ON GLOBAL FILIPINOS Dado Banatao: Modern Filipino hero
By Loida Nicolas Lewis
On Christmas Day, 2025 the Philippines lost our modern Filipino hero. Diosdado “Dado” Banatao died peacefully in the presence of his family in his Alma Mater Stanford due to a neurological condition at 79 years old, five months before his 80th birthday.
But what a life of eight decades!
Dado was born in a small barrio of Iguig, Cagayan in northern Philippines on May 23, 1946. His father, Salvador Banatao, a rice farmer, and his mother, Rosita Pamittan, a homemaker, encouraged him to work hard in school, education being the only key for his son to get out of poverty. Dado walked six miles to school barefoot; his parents could not afford to buy him a pair of shoes.
While most of his classmates stopped at 6th grade to help their fathers in farm work, he was determined to finish his schooling because he had dreams to become an engineer.
A teacher saw his potential and recommended him to the Jesuit high school Ateneo de Tuguegarao as a scholar. So he studied doubly hard while his rich classmates played basketball. The famed Jesuit education “do your best” to be “a man for others” was inculcated in him.
Dado graduated from Mapua University cum laude with degree in Electrical Engineering.
Although he was offered a job at Meralco, then one of the largest corporations in the Philippines, Dado chose to join Philippine Air Lines as a trainee pilot in order to travel the world. He saw an opportunity to work in the U.S. so he joined the airline manufacturer Boeing as a design engineer for the company’s new commercial airliner and cargo transport aircraft, Boeing 747.

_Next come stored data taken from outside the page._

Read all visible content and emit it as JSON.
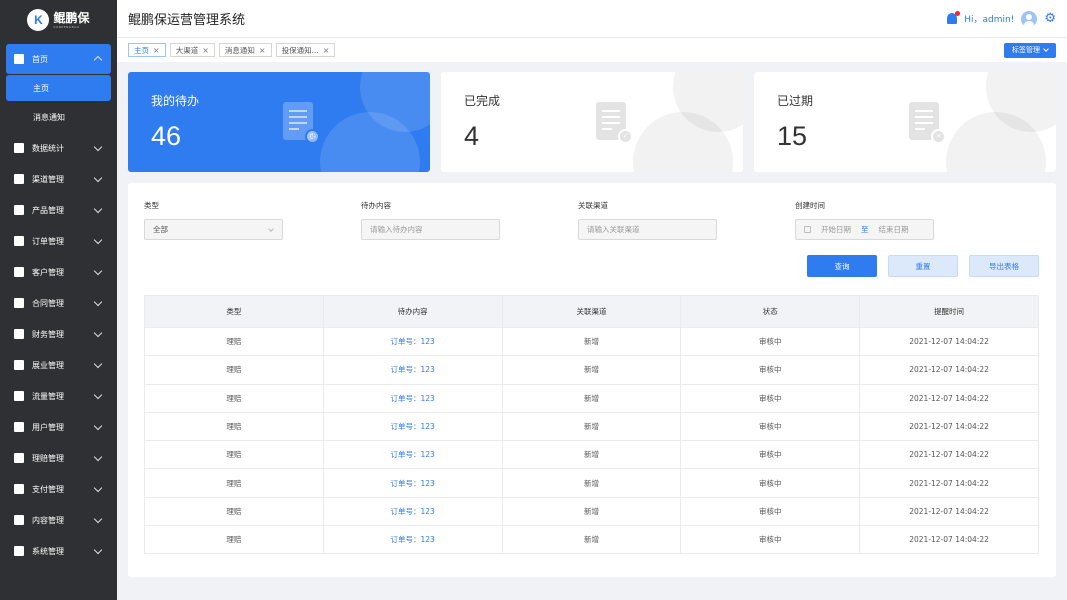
{
  "app": {
    "logo_cn": "鲲鹏保",
    "logo_en": "KUNPENGBAO",
    "title": "鲲鹏保运营管理系统",
    "greeting": "Hi，admin!"
  },
  "sidebar": {
    "items": [
      {
        "label": "首页",
        "expanded": true,
        "children": [
          "主页",
          "消息通知"
        ]
      },
      {
        "label": "数据统计"
      },
      {
        "label": "渠道管理"
      },
      {
        "label": "产品管理"
      },
      {
        "label": "订单管理"
      },
      {
        "label": "客户管理"
      },
      {
        "label": "合同管理"
      },
      {
        "label": "财务管理"
      },
      {
        "label": "展业管理"
      },
      {
        "label": "流量管理"
      },
      {
        "label": "用户管理"
      },
      {
        "label": "理赔管理"
      },
      {
        "label": "支付管理"
      },
      {
        "label": "内容管理"
      },
      {
        "label": "系统管理"
      }
    ]
  },
  "tabs": [
    "主页",
    "大渠道",
    "消息通知",
    "投保通知..."
  ],
  "tag_manage": "标签管理",
  "stats": [
    {
      "label": "我的待办",
      "value": "46",
      "badge": "clock"
    },
    {
      "label": "已完成",
      "value": "4",
      "badge": "check"
    },
    {
      "label": "已过期",
      "value": "15",
      "badge": "cross"
    }
  ],
  "filters": {
    "type_label": "类型",
    "type_value": "全部",
    "content_label": "待办内容",
    "content_placeholder": "请输入待办内容",
    "channel_label": "关联渠道",
    "channel_placeholder": "请输入关联渠道",
    "time_label": "创建时间",
    "start_placeholder": "开始日期",
    "range_sep": "至",
    "end_placeholder": "结束日期"
  },
  "buttons": {
    "search": "查询",
    "reset": "重置",
    "export": "导出表格"
  },
  "table": {
    "headers": [
      "类型",
      "待办内容",
      "关联渠道",
      "状态",
      "提醒时间"
    ],
    "rows": [
      [
        "理赔",
        "订单号：123",
        "新增",
        "审核中",
        "2021-12-07 14:04:22"
      ],
      [
        "理赔",
        "订单号：123",
        "新增",
        "审核中",
        "2021-12-07 14:04:22"
      ],
      [
        "理赔",
        "订单号：123",
        "新增",
        "审核中",
        "2021-12-07 14:04:22"
      ],
      [
        "理赔",
        "订单号：123",
        "新增",
        "审核中",
        "2021-12-07 14:04:22"
      ],
      [
        "理赔",
        "订单号：123",
        "新增",
        "审核中",
        "2021-12-07 14:04:22"
      ],
      [
        "理赔",
        "订单号：123",
        "新增",
        "审核中",
        "2021-12-07 14:04:22"
      ],
      [
        "理赔",
        "订单号：123",
        "新增",
        "审核中",
        "2021-12-07 14:04:22"
      ],
      [
        "理赔",
        "订单号：123",
        "新增",
        "审核中",
        "2021-12-07 14:04:22"
      ]
    ]
  },
  "colors": {
    "accent": "#2f7bf0",
    "sidebar": "#2f3033",
    "background": "#f0f2f5"
  }
}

With the opportunity to stay in the United States, he then took his Master of Science in Electrical Engineering and Computer Science at Stanford University and finished in 1972.
That was when he met Maria Cariaga, a recent graduate of St Paul’s College in Manila and also a new immigrant.
He was late for their first date so that by the time he finished work, restaurants were closed and all he could offer her was Twinkies and soda from the slot machine and the view of Stanford Valley in his old car with holes in the front passenger seat.
But Maria was impressed by his determination and ambition in life. They got married in 1972.
Then Dado worked for several technological companies, met Steve Jobs and Steve Wozniak in Homebrew Computer Club, and started to design the first 10-Mbit with the first system logic chipset and one of the first (Graphical User Interfaces) GUI accelerator chips for personal computers. He is often cited as the Filipino Steve Jobs.
Starting in 1984, Dado in Mostron began to create computer chips that enhanced computer functionality. In 1985, he co-founded Chips and Technologies (C&T) to develop chipsets compatible with IBM’s personal computers. In 22 months, the company went public.
In 1989, Dado started his third company S3 Graphics to enhance personal computer capabilities with GUI accelerators. By 1996, it was the leader in GUI accelerators and Intel bought the company for $300 million.
In 2000, Dado started Tallwood Venture Capital with his own $300 million investment. Later, he sold one of his companies for $1 billion.
Dado was also part of SiRF, one of the first companies to commercialize the GPS after it had been declassified by the United States government.
The key to his success as entrepreneur and founder, he said, “I go around and still manage the company and tell the engineers, ‘Thank you for working hard, but are you capable of doing this?’ ‘Yes, I think I can.’ ‘What do you mean I think? This answer of ‘I think’ does not work. You better be sure because we have a schedule to meet.’ The percentage of success is very high as a result. As a CEO, tell them you’ll be there with them. That’s what builds the Valley.” (Rappler 12/26/2025)
As he became a multimillionaire, he turned his sights to the Philippines because he knew that the million Filipinos on the poverty scale just need the opportunity to quality education, just as he had.
The Dado Banatao Educational Foundation annually awards five educational scholarships to intelligent Filipino students who have bright futures in the field of engineering and technology.
He also built a computer center at his grade school in his hometown of Iguig, making it the only public school with the most modern computer network in the Philippines.
Some 15 years ago, in 2010, he became chair of Philippine Development Foundation which sends brilliant young Filipinos to school to help them reach their full potential. PhilDev was spun off from Ayala Foundation USA founded by Fernando Zobel de Ayala in 2001 to harness U.S. philanthropy towards the Philippines.
Through his Banatao Filipino American Fund, he assists Californian high school students of Filipino heritage who are pursuing a college education in engineering.
The Philippine government recognized Dado Banatao’s world class achievement by having his portrait in the stamp, remembering his words, “We know hardship. It is time we learn success. I am not so special but I am determined. My story could be your story. As Filipinos, it must be our story.”
My dear friend, Dado Banatao, rest in God’s peace. With your inspiring story, with ambition and determination, the Filipino will learn success.